Wanita terakhir yang dimakamkan di Kalibata selama ini adalah Nyonya Supiatun. Sebagai sersan veteran dia pernah menerima Bintang gerilya. Selain itu mengenai riwayat hidupnya hanya diketahui tanggal lahirnya: 20 Desember 1920 di Bogor. Dia meninggal 10 Januari 1980 dan keesokan harinya diberangkatkan dari rumahnya di Kompleks BNI 1946 Kebayoran Lama ke TMP Kalibata pukul 14.00.

Tidak banyak wanita yang mendapat kehormatan dimakamkan di TMP Kalibata. Sekarang yang boleh dimakamkan di sana hanya mereka yang memiliki bintang jasa, baik Bintang Mahaputra ataupun bintang gerilya.

Pasti lebih banyak wanita maupun pria yang pernah berjuang untuk nusa dan bangsa yang tidak dimakamkan di salah sebuah TMP di manapun juga di Indonesia. Namun penghargaan terhadap mereka mungkin sudah tercermin dalam monumen besar di Plaza TMP Kalibata tempat dimakamkannya seorang pejuang tak dikenal.

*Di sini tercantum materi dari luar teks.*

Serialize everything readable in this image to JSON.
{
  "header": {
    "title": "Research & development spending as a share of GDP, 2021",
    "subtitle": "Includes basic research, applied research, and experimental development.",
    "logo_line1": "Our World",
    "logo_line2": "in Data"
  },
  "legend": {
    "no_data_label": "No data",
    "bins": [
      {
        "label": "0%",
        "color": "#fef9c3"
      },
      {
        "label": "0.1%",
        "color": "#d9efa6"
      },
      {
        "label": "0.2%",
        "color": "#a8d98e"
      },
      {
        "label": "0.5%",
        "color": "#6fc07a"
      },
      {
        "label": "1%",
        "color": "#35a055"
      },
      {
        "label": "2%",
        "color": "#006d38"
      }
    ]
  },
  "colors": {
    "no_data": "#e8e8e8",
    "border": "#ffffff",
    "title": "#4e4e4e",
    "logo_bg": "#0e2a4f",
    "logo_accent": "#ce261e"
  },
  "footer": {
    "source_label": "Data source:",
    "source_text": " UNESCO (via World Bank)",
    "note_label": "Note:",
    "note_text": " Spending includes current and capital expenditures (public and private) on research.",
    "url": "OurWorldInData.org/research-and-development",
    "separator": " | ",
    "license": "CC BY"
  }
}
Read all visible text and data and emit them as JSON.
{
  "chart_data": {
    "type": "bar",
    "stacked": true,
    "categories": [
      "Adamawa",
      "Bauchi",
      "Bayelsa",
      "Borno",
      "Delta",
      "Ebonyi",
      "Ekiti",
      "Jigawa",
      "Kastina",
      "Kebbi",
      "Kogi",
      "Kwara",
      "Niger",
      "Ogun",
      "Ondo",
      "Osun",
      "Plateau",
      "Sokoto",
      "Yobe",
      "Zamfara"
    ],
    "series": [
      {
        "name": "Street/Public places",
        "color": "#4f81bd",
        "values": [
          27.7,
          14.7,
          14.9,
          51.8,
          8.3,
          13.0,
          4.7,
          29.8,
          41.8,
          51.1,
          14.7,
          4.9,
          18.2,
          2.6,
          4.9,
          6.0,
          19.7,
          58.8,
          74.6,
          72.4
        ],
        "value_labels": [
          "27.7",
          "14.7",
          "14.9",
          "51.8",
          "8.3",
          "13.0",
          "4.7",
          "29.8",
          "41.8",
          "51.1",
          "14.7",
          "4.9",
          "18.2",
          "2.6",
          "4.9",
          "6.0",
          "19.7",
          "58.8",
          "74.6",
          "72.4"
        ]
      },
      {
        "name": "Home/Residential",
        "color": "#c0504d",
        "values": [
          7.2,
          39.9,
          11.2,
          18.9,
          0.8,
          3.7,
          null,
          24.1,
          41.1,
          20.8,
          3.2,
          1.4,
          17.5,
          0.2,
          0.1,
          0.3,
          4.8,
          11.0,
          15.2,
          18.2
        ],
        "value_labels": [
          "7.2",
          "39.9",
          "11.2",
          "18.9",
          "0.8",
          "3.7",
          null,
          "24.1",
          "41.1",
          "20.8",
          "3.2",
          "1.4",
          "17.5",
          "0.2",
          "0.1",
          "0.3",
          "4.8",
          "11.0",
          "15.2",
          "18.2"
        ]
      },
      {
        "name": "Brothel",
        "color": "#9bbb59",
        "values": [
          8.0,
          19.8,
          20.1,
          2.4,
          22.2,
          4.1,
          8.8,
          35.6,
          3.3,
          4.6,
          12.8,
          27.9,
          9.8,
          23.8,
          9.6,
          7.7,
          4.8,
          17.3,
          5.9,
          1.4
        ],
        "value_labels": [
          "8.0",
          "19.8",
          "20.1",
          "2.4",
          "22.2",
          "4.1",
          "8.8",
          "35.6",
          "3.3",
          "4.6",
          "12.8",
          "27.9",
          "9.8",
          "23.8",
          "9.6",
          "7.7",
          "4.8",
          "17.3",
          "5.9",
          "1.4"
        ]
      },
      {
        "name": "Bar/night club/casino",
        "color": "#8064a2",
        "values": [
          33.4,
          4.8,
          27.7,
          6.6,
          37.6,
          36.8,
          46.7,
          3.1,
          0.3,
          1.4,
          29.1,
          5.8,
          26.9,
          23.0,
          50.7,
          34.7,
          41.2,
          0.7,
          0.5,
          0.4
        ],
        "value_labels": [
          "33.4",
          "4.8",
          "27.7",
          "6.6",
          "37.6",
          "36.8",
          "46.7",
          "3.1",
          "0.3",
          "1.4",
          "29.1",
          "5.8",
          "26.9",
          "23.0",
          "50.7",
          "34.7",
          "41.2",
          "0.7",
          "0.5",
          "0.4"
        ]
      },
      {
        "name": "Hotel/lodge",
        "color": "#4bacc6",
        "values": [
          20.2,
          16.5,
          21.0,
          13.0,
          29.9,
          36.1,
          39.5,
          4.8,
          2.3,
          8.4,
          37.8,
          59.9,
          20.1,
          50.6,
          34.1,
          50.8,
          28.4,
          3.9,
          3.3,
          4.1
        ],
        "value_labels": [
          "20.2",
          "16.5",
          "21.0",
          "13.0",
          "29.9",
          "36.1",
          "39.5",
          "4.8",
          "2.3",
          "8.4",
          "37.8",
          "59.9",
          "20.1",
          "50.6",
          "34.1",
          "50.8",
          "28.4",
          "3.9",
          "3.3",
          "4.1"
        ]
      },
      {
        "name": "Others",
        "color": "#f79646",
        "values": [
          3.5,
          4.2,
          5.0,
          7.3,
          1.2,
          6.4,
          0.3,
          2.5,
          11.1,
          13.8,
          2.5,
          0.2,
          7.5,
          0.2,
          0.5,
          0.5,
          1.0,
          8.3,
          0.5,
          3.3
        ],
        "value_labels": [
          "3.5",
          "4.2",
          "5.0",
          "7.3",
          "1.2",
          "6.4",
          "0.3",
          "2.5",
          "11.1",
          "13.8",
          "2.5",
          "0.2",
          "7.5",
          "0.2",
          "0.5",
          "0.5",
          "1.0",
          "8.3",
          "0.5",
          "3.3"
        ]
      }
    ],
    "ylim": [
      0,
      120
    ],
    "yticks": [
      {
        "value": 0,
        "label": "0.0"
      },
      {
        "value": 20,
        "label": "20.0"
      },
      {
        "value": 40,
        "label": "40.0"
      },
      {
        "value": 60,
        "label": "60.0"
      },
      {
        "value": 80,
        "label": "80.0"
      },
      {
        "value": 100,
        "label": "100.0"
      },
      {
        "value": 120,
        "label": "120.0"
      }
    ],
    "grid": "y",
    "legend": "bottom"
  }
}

Di situ juga terpampang sajak Chairil Anwar yang berbunyi:

Ia tidak dikenal namanya

Namun jasanya berkumandang

Di segenap penjuni tanah Air.

Karena telah memberikan

Jiwanya demi kemerdekaan

Bangsa dan negaranya.

Sampai tanggal 7 Oktober 1980 jumlah pahlawan pria yang dimakamkan di TMP Kalibata berjumlah 2071 orang di samping 10 wanita. Di antara sekian banyak pahlawan Indonesia juga ada tiga pria berkebangsaan Jepang yang tidak diketahui identitasnya sampai mereka dimakamkan di TMP Kalibata.